NASC and SAIA launch framework to align UK and North American scaffold training and test standards
The National Access & Scaffolding Confederation (NASC) and the Scaffold & Access Industry Association (SAIA) have signed a Memorandum of Understanding aimed at aligning safety, training and technical standards across the UK and North America. According to the original report, the agreement was executed on 7 August 2025 in Fort Worth, Texas, at the industry gathering hosted by SAIA’s annual convention, where senior representatives from both bodies were present.
The MoU sets out a programme of cooperation that, the organisations say, will include exchanges of technical expertise on equipment testing, sharing best practice in training and education, promoting safer and more efficient scaffold structures, and exploring mutual recognition of training and membership standards. The document also introduces reciprocal membership benefits and access to events for senior representatives, and scaffolding trade press reports that discussions are already underway to begin rolling out initial joint initiatives.
Speaking at the Fort Worth signing, Clive Dickin, Group CEO of NASC, described the alliance as “an exciting partnership that will deliver huge benefits to NASC and SAIA members as well as the wider scaffolding and access sector.” Mike Bredl, President of SAIA, said the collaboration “represents far more than the pursuit of global standards — it’s a powerful commitment to the safety, education, and empowerment of the men and women working on jobsites around the world.” Those comments were made at the event and reported by industry media.
The NASC brings long experience to the table: established shortly after the Second World War, the Confederation has for decades produced industry‑recognised health and safety, contractual and technical guidance that is accepted by regulators and sector partners in the UK. The body represents a large membership base, operates auditing and a Code of Conduct for full contracting members, and publishes annual safety reports drawing on mandatory accident returns — practices that NASC says underpin its drive for continuous improvement.
SAIA’s contribution, meanwhile, rests heavily on its training infrastructure and standards work. The association operates SAIA University, which offers classroom and digital courses ranging from user hazard awareness to certificated competent person and operator programmes, and states it has trained tens of thousands of students. SAIA also serves as secretariat for important US standards programmes — including the A11 series that governs equipment testing and performance criteria — giving it a formal role in the consensus development and maintenance of North American scaffolding and formwork standards. The Fort Worth convention provided the forum where those technical and training strengths could be brought into direct partnership talks.
Taken together, the two bodies’ complementary roles suggest practical areas for immediate collaboration — for example, aligning test regimes for scaffold assemblies or developing pathways that allow recognised training to be accepted across jurisdictions. At the same time, meaningful mutual recognition will face technical and regulatory hurdles: North America’s ANSI A11/A92 framework and Europe’s BSI/CEN system have different histories, reference tests and regulatory interfaces, and any cross‑border equivalence will require detailed mapping, committee work and likely engagement with national standards bodies and regulators. NASC’s TG20/TG30 guidance and SAIA’s A11 test standards give both organisations a concrete starting point for that technical dialogue.

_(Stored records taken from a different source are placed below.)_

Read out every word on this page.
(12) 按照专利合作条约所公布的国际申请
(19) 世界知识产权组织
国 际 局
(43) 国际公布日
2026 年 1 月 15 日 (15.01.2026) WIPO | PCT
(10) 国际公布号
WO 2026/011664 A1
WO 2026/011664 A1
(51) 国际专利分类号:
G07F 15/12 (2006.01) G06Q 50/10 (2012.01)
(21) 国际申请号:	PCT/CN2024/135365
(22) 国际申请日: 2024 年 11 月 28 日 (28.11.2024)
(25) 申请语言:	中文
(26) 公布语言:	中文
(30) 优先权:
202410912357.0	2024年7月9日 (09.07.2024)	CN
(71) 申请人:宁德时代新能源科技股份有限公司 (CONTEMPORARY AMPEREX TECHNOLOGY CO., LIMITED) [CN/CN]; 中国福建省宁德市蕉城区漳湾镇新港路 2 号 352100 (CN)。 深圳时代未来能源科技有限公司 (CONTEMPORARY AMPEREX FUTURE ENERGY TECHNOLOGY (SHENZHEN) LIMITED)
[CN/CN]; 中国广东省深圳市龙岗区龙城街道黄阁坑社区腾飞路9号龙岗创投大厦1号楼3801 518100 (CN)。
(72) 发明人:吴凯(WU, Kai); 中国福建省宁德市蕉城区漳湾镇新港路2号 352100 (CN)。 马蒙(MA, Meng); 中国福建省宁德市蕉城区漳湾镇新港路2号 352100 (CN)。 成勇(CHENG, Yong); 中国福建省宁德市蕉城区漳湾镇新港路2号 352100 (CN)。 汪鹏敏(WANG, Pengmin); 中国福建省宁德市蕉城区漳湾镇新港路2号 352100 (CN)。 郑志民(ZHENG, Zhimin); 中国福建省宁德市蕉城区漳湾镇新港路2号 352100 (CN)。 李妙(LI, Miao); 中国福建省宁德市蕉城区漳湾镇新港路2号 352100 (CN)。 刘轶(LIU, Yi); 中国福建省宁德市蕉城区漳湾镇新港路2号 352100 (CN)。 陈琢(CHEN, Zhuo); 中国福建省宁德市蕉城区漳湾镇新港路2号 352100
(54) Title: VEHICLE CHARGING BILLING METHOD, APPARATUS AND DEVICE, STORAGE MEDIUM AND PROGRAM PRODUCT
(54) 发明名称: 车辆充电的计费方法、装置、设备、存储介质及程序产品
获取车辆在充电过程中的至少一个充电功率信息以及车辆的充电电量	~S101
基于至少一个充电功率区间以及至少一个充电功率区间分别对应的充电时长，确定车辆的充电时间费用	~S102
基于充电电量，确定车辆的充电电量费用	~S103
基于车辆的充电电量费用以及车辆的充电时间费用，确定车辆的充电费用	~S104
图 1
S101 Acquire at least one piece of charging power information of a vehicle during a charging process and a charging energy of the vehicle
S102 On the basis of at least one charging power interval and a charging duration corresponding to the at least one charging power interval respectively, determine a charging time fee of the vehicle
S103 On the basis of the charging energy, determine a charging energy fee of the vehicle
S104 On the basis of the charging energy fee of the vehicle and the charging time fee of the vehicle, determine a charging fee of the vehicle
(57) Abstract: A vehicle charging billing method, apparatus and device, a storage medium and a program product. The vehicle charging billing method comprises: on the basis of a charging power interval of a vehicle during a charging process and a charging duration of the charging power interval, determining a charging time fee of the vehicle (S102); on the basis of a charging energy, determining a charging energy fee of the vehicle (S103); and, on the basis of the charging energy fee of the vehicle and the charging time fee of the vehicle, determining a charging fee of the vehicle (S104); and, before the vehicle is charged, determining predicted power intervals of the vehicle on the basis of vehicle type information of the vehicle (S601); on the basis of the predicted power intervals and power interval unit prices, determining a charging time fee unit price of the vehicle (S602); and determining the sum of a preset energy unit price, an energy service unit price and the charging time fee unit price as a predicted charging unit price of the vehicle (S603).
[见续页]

The memorandum is a framework rather than a binding treaty: it sets a direction and a structure for cooperation but leaves detailed implementation to follow‑on work programmes and joint committees. Industry sources say early steps are likely to include pilot exchanges on equipment testing, reciprocal attendance at technical committee meetings, and exploratory talks on how specific courses might be accredited or benchmarked between SAIA’s training programmes and NASC’s membership requirements. Any moves towards joint certification or formal cross‑recognition would, however, require time and transparent verification processes.
For an industry where site safety and workforce competence are constant priorities, the pact is notable for bringing two of the sector’s influential trade bodies into a formal dialogue. The success of the initiative will ultimately rest on converting the MoU’s broad ambitions into technical agreements, verified training equivalence and shared testing protocols — outcomes that both organisations say they intend to pursue in the months ahead.